My mother screams. Dad stomps off into the back room to get his gun. I run for the front door, and find again it leads to anywhere but where I expect. This time I'm standing outside, amidst a huge crowd of people; people as far as the eye can see. They're all looking forward expectantly until the very moment I appear. Then, slowly, then all turn their eyes on me. And, they all look like they could kill me. I can hear their thoughts, and that's exactly what they want to do.

I turn back to find the door I came through is gone. All I have behind me is a cliff. I'm only inches away from a sheer drop off. I hear the crowd behind me breathing in rhythm. I don't want to turn around, but I do.

And as I do, they all smile at once. Then they scream. Long and shrill, a thousand voices all shrieking at once like a chorus of demons straight from hell. Without touching me at all, I am thrown over the cliff. I was startled into jumping, I think. I'm thinking this as I hit the bottom.

And then there's someone there, someone hovering over me.

"Mr. Harris, it's time now." I hear it say to me. It's a kind voice, one I almost remember. And someone takes my arm. Then I'm taken by car somewhere far out in the middle of nowhere. We exit the vehicle in the dark, and I'm lead inside a building.

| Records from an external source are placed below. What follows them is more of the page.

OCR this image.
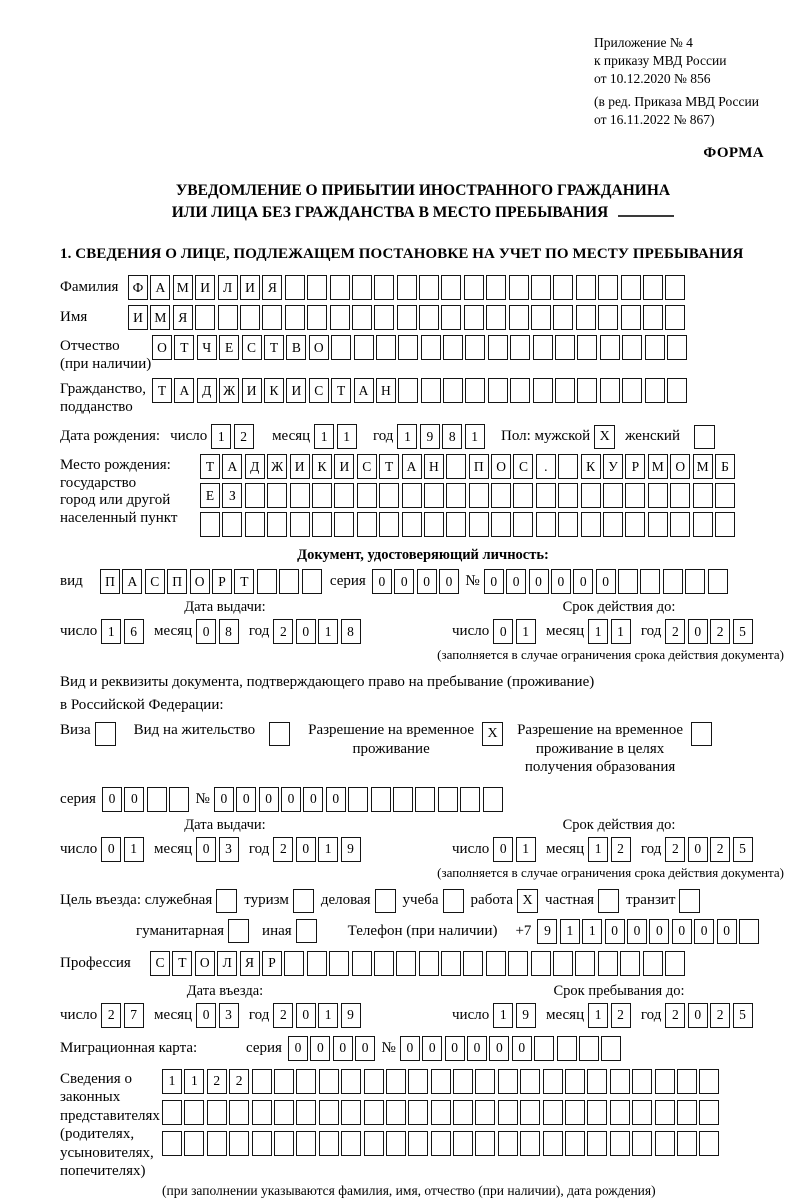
Приложение № 4
к приказу МВД России
от 10.12.2020 № 856
(в ред. Приказа МВД России
от 16.11.2022 № 867)
ФОРМА
УВЕДОМЛЕНИЕ О ПРИБЫТИИ ИНОСТРАННОГО ГРАЖДАНИНА
ИЛИ ЛИЦА БЕЗ ГРАЖДАНСТВА В МЕСТО ПРЕБЫВАНИЯ
1. СВЕДЕНИЯ О ЛИЦЕ, ПОДЛЕЖАЩЕМ ПОСТАНОВКЕ НА УЧЕТ ПО МЕСТУ ПРЕБЫВАНИЯ
Фамилия	Ф А М И Л И Я
Имя	И М Я
Отчество
(при наличии)
О Т	Ч	Е	С	Т	В О
Гражданство,
подданство
Т А Д Ж И К И С	Т А Н
Дата рождения: число 1	2	месяц 1	1	год 1	9	8	1	Пол: мужской X	женский
Место рождения:
государство
город или другой
населенный пункт
Т А Д Ж И К И С	Т А Н	П О С	.	К У	Р М О М Б
Е	З
Документ, удостоверяющий личность:
вид	П А С П О	Р	Т	серия 0	0	0	0 № 0	0	0	0	0	0
Дата выдачи:
число 1	6	месяц 0	8	год 2	0	1	8
Срок действия до:
число 0	1	месяц 1	1	год 2	0	2	5
(заполняется в случае ограничения срока действия документа)
Вид и реквизиты документа, подтверждающего право на пребывание (проживание)
в Российской Федерации:
Виза	Вид на жительство	Разрешение на временное
проживание
X	Разрешение на временное
проживание в целях
получения образования
серия 0	0	№ 0	0	0	0	0	0
Дата выдачи:
число 0	1	месяц 0	3	год 2	0	1	9
Срок действия до:
число 0	1	месяц 1	2	год 2	0	2	5
(заполняется в случае ограничения срока действия документа)
Цель въезда: служебная туризм деловая учеба работа X частная транзит
гуманитарная	иная	Телефон (при наличии) +7 9	1	1	0	0	0	0	0	0
Профессия	С	Т О Л Я	Р
Дата въезда:
число 2	7	месяц 0	3	год 2	0	1	9
Срок пребывания до:
число 1	9	месяц 1	2	год 2	0	2	5
Миграционная карта:	серия 0	0	0	0 № 0	0	0	0	0	0
Сведения о
законных
представителях
(родителях,
усыновителях,
попечителях)
1	1	2	2
(при заполнении указываются фамилия, имя, отчество (при наличии), дата рождения)
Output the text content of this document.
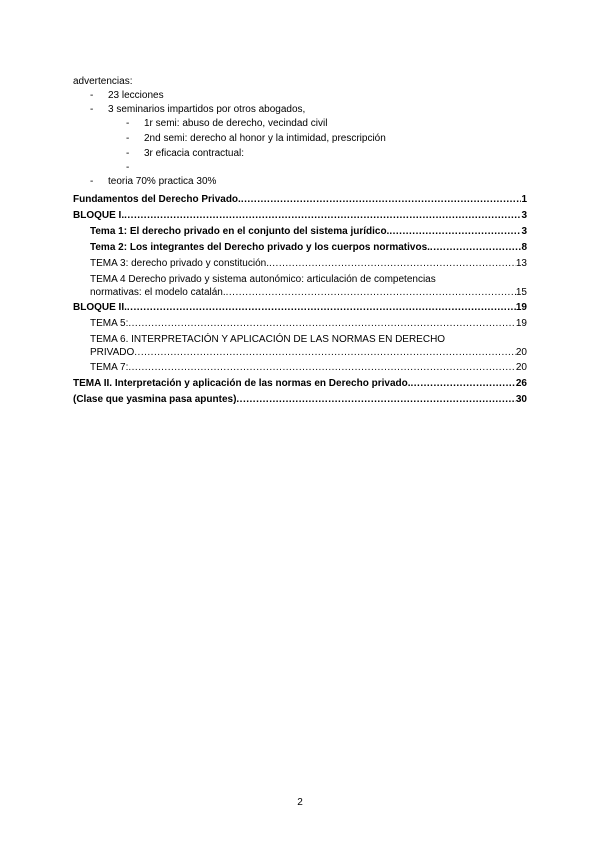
advertencias:
- 23 lecciones
- 3 seminarios impartidos por otros abogados,
- 1r semi: abuso de derecho, vecindad civil
- 2nd semi: derecho al honor y la intimidad, prescripción
- 3r eficacia contractual:
-
- teoria 70% practica 30%
Fundamentos del Derecho Privado. .....	1
BLOQUE I. .....	3
Tema 1: El derecho privado en el conjunto del sistema jurídico. .....	3
Tema 2: Los integrantes del Derecho privado y los cuerpos normativos. .....	8
TEMA 3: derecho privado y constitución. .....	13
TEMA 4 Derecho privado y sistema autonómico: articulación de competencias
normativas: el modelo catalán. .....	15
BLOQUE II. .....	19
TEMA 5: .....	19
TEMA 6. INTERPRETACIÓN Y APLICACIÓN DE LAS NORMAS EN DERECHO
PRIVADO .....	20
TEMA 7: .....	20
TEMA II. Interpretación y aplicación de las normas en Derecho privado. .....	26
(Clase que yasmina pasa apuntes) .....	30
2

The dream gets fuzzy at this point. But, I'm taken through corridor after corridor. They all look the same, and behind the doors I hear crying more than anything.

I reach a door, it's the last door in this hallway. A hand moves in front of me, and unlocks it. Mickey sits on the bed, the only piece of furniture in the room. He looks just as he did fifty some-odd years ago.

"Mick-man, how goes it?" But, he says nothing. He just looks down at the floor and shakes his head. After a moment, his eyes meet mine.

"Number ninety three. Creeping Death. Spending a long, long time in a nursing home. No one to visit you. No one alive who cares. Sick, old, and counting the days until you die. Alone and without hope"

And I realize, as I hear the door shut behind me, that it's my voice that is speaking. Or at least I've convinced myself of that, all within a nanosecond.

"Now there's a way I'd HATE to die."

I am alone again. I speak to an empty room. I hear the door lock behind me. The lights go out. Sometimes this dream is easier to wake from than others.